In the silver of moonlight and the approaching deep rose of dawn, a mighty thunderhead loomed in the distance, an argent mountain of misted rubies. “That far and farther, Erik, for beyond that a thousand miles and ten lies the castle of my Father — a thousand miles, and closer than a few heartbeats.”
He said nothing, but his eyes shone, and for a moment she saw how he must have looked ten, twenty, perhaps even thirty years before, sharp gaze filled with wonder and a happiness unadulterated by any doubt or fear.
But as they climbed the misty billows, leaping from one height to the next in a dreamlike series of leaps, she saw a flicker of light to one side, far away. Dim and small, but the violet-against-darkness was unmistakable. A Tempest.
“Erik…we must keep our eyes open. Remember what I said about my journey here.”
It was odd; for a moment, she could have swor
n that his face lit up more as he realized the implications. But it might have been her imagination, for his expression became grim almost instantly. “You saw something?” He glanced around, eyes scanning the area.
“Only one, and far away. It may not have seen us yet. And they would be scattered far and wide now, knowing that I may travel far from my landing spot ere I return. But I am afraid we need be on our guard. You…are not a warrior, I can see, and I will have to defend you if they catch us.”
His jaw set, his mouth opened as if to argue; but, despite the pride she saw in his face, she also saw him force it down. “I guess you would.”
That was not easy for him.
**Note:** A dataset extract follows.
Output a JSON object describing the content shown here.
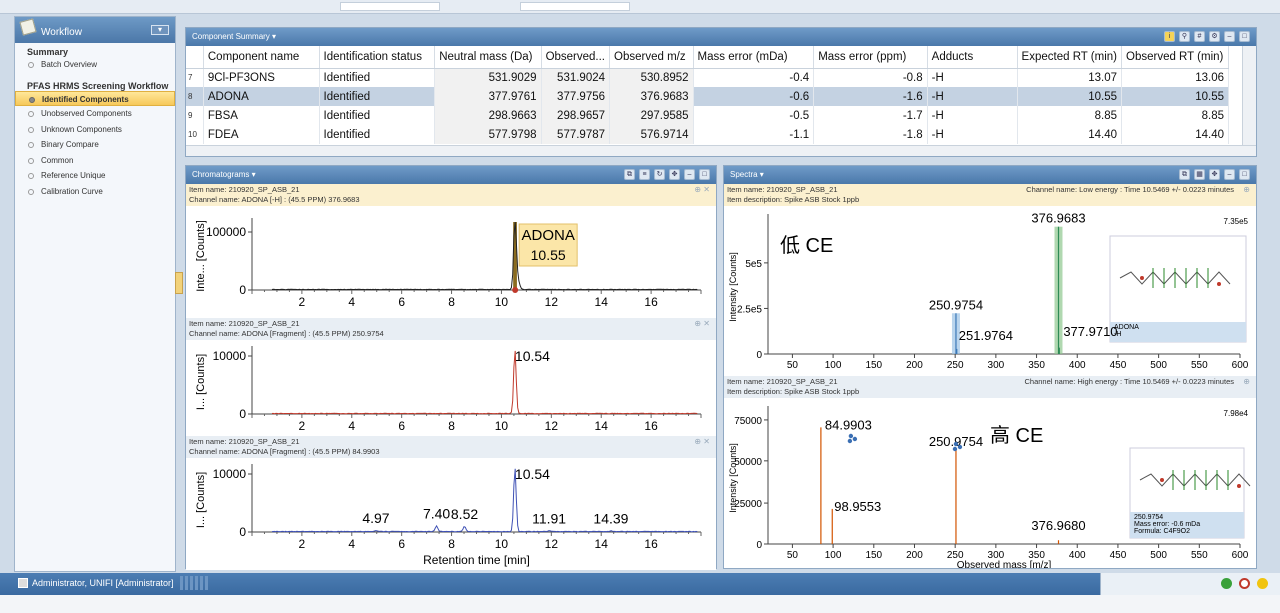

He probably thinks of me as a fragile mortal girl. “But I’d rather we not have to worry about that.” She led the dance, off to the side of the thunderhead, now reaching the crest. “The sun will rise soon, and while they can function in daylight, their senses will be dulled and — with luck — we shall be able to evade their notice.” She took stock of the situation, the distance they must travel, what songs and steps she might take to find the shorter path between the mortal and Faerie worlds, nodded. “Just promise me — no matter what you think is the proper or right course — that you will do as I say if the time comes.”
Reluctantly, he nodded. “All right.”
She stood still for a moment, looking to the East; the bright line of sky abruptly brightened and a single beam of sunshine speared out, illuminating them and warming her, casting their shadows like arrows into the vast Western distance. “Then,” she said, with a sharp smile and hearing the music echo her resolve, “let’s go!”
Chapter 6.
We leapt from cloud to cloud, the white mists undefined at close range, yet giving springily underfoot like deep, deep turf, little puffs of mist following every step. If I die right now, I’ll die happy, I found myself thinking. It was clichéd, it was corny, but it was true. I’d met Polychrome, I’d actually found a way to show her beauty, and I’d flown and danced through the clouds themselves.